Venerdì 10 Gennaio 2025
ANTONIO PETRUCCI
Economia

Smartphone, il 29% non sa formattarli prima di venderli

Un quarto degli adulti cambia dispositivo durante le festività

Tre persone su 10 non sanno formattare il cellulare prima di venderlo o rottamarlo

Tre persone su 10 non sanno formattare il cellulare prima di venderlo o rottamarlo

Roma, 13 gennaio 2025 – Con gli attuali smartphone è possibile ormai fare qualsiasi cosa, alla stregua di un personal computer. E proprio come un pc, gli smartphone contengono così tanti dati personali, e informazioni sensibili, che prima di venderlo o rottamarlo è una prassi assolutamente indispensabile quella di formattarli, riportandoli ai dati di fabbrica. Eppure, nonostante sia una procedura guidata automatica, non tutti gli utenti riescono a farla in autonomia, e alcuni vendono addirittura il proprio smartphone senza prima rimuovere app e dati personali memorizzati.

I dati dell’indagine Savanta

L’Information Commissioner’s Office del Regno Unito ha appurato che il 29% degli utenti, al momento di vendere o rottamare il proprio smartphone, non è in grado di farlo. Secondo l’indagine, condotta dall’istituto Savanta su 2170 utenti, il 29% non sa eliminare i dati; il 71% ritiene importante farlo ma circa un quarto reputa la procedura troppo complicata.
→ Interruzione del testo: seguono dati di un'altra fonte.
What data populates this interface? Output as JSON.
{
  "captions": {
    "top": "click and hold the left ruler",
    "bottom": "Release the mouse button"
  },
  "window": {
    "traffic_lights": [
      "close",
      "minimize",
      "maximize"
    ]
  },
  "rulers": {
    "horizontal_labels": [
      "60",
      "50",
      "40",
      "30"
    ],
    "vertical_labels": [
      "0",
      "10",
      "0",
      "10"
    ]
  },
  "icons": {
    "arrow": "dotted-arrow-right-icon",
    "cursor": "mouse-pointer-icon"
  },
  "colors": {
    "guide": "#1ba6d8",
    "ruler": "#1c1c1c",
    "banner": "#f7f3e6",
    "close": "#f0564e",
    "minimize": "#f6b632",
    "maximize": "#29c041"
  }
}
Il 21% non ritiene importante eliminare i dati e cambia molto anche la percezione del pericolo che può avere, vendere cellulari con dati personali, in base all’età. Infatti, il 14% degli utenti fra i 18 e i 34 anni non si preoccupa di cosa accadrà alle proprie informazioni, percentuale che scende al 4% fra gli utenti con più di 55 anni. In generale, la maggior parte degli intervistati, l'84%, ritiene importante eliminare i dati sensibili. Tale problema si presenta soprattutto durante le festività natalizie, quando un inglese su quattro sceglie di cambiare il proprio dispositivo, o ne riceve uno nuovo in dono.

In crescita il commercio degli smartphone usati

Anche in Italia è sempre più diffusa la pratica di acquistare smartphone usati, o comunque ricondizionati. In questi casi, la formattazione non solo rende liberi i dispositivi di accogliere nuovi dati, ma limita anche il rischio di malfunzionamenti. Per quanto riguarda le aziende, secondo una ricerca di Eset, il 56% dei router usati hanno al loro interno dati dei precedenti proprietari, che potrebbero essere recuperati e usati anche per fini non legali, a danno delle aziende che li utilizzavano prima. Anche un sondaggio di Federprivacy ha evidenziato che l’89% degli addetti ai lavori non adotta tutte le precauzioni prima di dismettere i devices aziendali.

Il pensiero di Nicola Bernardi

"Molti non sono ancora pienamente consapevoli dei rischi che si corrono lasciando imprudentemente i propri dati personali su un telefono o qualsiasi altro nostro dispositivo elettronico che mettiamo in vendita online. È quindi fondamentale – ha affermato il presidente di Federprivacy – che prima di consegnare l’apparecchio all’acquirente rimuoviamo ogni traccia delle informazioni che ci riguardano adottando delle precauzioni di base per evitare di correre il pericolo di incappare in un malintenzionato, o semplicemente un curioso, a cui potremmo consentire inavvertitamente di intromettersi nella nostra vita privata accedendo ai nostri account, ai nostri profili social, messagistica, immagini, e in certi casi anche ai nostri conti bancari”.

I dati dell’indagine Eset

Un’indagine di Eset ha analizzato 18 router acquistati di seconda mano, scoprendo che nel 56% dei casi essi contenevano informazioni dei precedenti proprietari, dunque dati riservati che avrebbero permesso a dei malintenzionati di connettersi alle reti aziendali. Da un sondaggio condotto dall’Osservatorio di Federprivacy, è emerso che su 500 addetti ai lavori che vi hanno partecipato, solo il 7% effettua la procedura cosiddetta di "sanitizzazione" del device aziendale in dismissione, mentre il 4% cancella manualmente i dati. Invece, l’89% formatta il dispositivo elettronico senza adottare tutte le precauzioni necessarie, il che fra l’altro viola l’art. 24 del Gdpr, esponendo l’azienda alle sanzioni previste dal Garante della privacy, e lasciando agli hacker la possibilità di procurarsi illeciti profitti e di danneggiare le aziende.